697 Background: Pre-operative therapy for resectable pancreatic ductal adenocarcinoma (PDAC) may eliminate micro-metastatic disease early and help achieve negative surgical margins. The present study is based on the hypothesis that gemcitabine/nab-paclitaxel chemotherapy followed by chemo-radiation with fluoropyrimidine is a feasible and efficacious pre-operative treatment for borderline resectable or node-positive PDAC. Methods: This is a single-arm phase II trial to evaluate pre-operative treatment with 2 cycles of gemcitabine 1000 mg/m2 and nab-paclitaxel 125 mg/m2 on days 1, 8, 15 every 28 days followed by 50.4 Gy of intensity-modulated radiation therapy over 28 fractions with concurrent 5-fluorouracil or capecitabine prior to pancreatic resection.
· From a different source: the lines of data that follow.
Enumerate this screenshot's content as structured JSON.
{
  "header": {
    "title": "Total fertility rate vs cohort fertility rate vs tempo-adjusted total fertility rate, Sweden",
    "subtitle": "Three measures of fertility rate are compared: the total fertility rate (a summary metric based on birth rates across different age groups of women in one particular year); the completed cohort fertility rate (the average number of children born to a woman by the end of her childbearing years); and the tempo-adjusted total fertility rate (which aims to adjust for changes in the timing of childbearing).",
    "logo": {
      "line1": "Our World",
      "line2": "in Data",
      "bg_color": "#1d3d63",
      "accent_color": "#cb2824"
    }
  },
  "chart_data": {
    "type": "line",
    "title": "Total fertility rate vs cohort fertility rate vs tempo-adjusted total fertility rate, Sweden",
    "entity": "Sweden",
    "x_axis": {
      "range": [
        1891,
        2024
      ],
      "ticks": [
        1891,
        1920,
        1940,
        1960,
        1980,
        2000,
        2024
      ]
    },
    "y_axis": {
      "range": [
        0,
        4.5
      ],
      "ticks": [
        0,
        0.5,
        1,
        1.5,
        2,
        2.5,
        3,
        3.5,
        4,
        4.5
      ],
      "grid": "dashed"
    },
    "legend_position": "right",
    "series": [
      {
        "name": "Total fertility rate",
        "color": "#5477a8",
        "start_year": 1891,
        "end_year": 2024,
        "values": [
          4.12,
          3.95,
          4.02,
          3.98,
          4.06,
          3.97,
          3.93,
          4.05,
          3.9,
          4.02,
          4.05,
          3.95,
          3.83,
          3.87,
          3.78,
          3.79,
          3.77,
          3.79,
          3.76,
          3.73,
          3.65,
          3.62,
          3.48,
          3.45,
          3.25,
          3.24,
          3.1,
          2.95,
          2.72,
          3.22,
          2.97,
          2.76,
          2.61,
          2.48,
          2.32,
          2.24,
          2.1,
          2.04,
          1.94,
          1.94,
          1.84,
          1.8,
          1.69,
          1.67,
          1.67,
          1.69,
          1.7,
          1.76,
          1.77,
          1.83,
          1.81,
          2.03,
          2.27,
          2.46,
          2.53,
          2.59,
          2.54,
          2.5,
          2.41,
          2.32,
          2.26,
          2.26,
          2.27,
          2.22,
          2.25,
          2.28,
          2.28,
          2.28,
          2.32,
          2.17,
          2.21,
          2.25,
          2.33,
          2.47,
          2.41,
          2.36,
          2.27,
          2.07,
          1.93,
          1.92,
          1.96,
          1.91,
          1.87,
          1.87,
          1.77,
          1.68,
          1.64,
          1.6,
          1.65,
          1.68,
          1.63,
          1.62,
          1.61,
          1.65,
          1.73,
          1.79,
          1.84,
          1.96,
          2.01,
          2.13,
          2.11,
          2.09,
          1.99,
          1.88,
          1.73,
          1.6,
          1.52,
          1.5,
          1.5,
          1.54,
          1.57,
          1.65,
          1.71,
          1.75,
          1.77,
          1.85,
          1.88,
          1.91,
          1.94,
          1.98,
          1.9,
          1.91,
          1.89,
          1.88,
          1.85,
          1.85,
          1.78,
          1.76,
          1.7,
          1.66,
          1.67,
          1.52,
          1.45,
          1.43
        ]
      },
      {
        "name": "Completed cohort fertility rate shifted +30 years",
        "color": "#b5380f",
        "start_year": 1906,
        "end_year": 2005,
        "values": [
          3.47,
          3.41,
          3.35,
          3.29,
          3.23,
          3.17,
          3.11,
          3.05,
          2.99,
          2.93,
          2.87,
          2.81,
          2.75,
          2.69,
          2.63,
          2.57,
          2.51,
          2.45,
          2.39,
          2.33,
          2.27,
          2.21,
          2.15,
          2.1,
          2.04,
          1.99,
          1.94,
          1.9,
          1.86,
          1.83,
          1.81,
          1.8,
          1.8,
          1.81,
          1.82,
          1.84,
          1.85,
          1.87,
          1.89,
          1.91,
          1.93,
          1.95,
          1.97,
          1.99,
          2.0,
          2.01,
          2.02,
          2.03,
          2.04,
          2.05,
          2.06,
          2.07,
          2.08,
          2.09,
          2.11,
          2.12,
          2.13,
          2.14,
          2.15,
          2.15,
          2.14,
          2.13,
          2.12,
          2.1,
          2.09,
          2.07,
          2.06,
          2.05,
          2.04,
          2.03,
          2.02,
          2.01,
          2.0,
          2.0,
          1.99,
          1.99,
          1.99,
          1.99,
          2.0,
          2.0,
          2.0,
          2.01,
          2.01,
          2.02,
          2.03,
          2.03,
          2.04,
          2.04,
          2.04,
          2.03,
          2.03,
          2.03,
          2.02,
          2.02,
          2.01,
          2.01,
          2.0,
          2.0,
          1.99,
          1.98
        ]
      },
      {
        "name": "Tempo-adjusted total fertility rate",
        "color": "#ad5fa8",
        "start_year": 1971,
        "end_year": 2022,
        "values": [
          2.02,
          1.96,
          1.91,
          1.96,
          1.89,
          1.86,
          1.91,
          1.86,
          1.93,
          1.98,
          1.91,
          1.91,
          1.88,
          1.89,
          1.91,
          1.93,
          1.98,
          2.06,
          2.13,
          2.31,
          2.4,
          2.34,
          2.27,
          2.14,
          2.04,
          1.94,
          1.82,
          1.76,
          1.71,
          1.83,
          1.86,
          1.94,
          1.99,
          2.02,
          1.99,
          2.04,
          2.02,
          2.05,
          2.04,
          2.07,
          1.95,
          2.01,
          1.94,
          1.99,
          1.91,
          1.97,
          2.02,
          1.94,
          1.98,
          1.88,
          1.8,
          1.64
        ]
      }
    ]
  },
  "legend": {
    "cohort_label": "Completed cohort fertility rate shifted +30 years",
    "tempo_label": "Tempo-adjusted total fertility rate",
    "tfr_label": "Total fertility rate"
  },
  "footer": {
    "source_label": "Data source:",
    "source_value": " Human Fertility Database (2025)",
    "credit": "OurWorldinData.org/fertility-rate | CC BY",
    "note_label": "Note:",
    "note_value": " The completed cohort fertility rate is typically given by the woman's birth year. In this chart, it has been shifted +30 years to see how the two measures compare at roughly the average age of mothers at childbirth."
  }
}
Patients were eligible if they met borderline resectable criteria or had abnormal regional nodes visible on contrast CT. After surgery, they were eligible to receive up to 4 additional cycles of gemcitabine/nab-paclitaxel. The primary endpoint was the R0 resection rate. Secondary endpoints included response to pre-operative therapy, overall toxicities, relapse-free survival, and overall survival. Results: Nineteen of 24 screened patients have been enrolled. Median age was 68, 10 (53%) were female, and 4 (21%) were non-Caucasian. Eleven (78%) had head of pancreas cancers, 13 (68%) exhibited both arterial and venous involvement, and 12 (63%) had positive clinical nodes. All 19 patients received 2 months of gemcitabine/nab-paclitaxel, of which 17 patients continued to chemo-radiation (1 developed metastatic disease and 1 moved out of state). In the interval between chemo-radiation and surgery, 3 developed metastatic disease, 1 became unresectable, 1 withdrew from study, and 1 was deemed too frail for surgery. Nine have undergone successful pancreatic resection, and 2 are pending resection. Conclusions: Pre-operative gemcitabine/nab-paclitaxel followed by chemo-radiation with fluoropyrimidine is feasible in patients with borderline resectable PDAC and represents another strategy to FOLFIRINOX-based therapy. A planned interim analysis is ongoing. Clinical trial information: NCT02427841.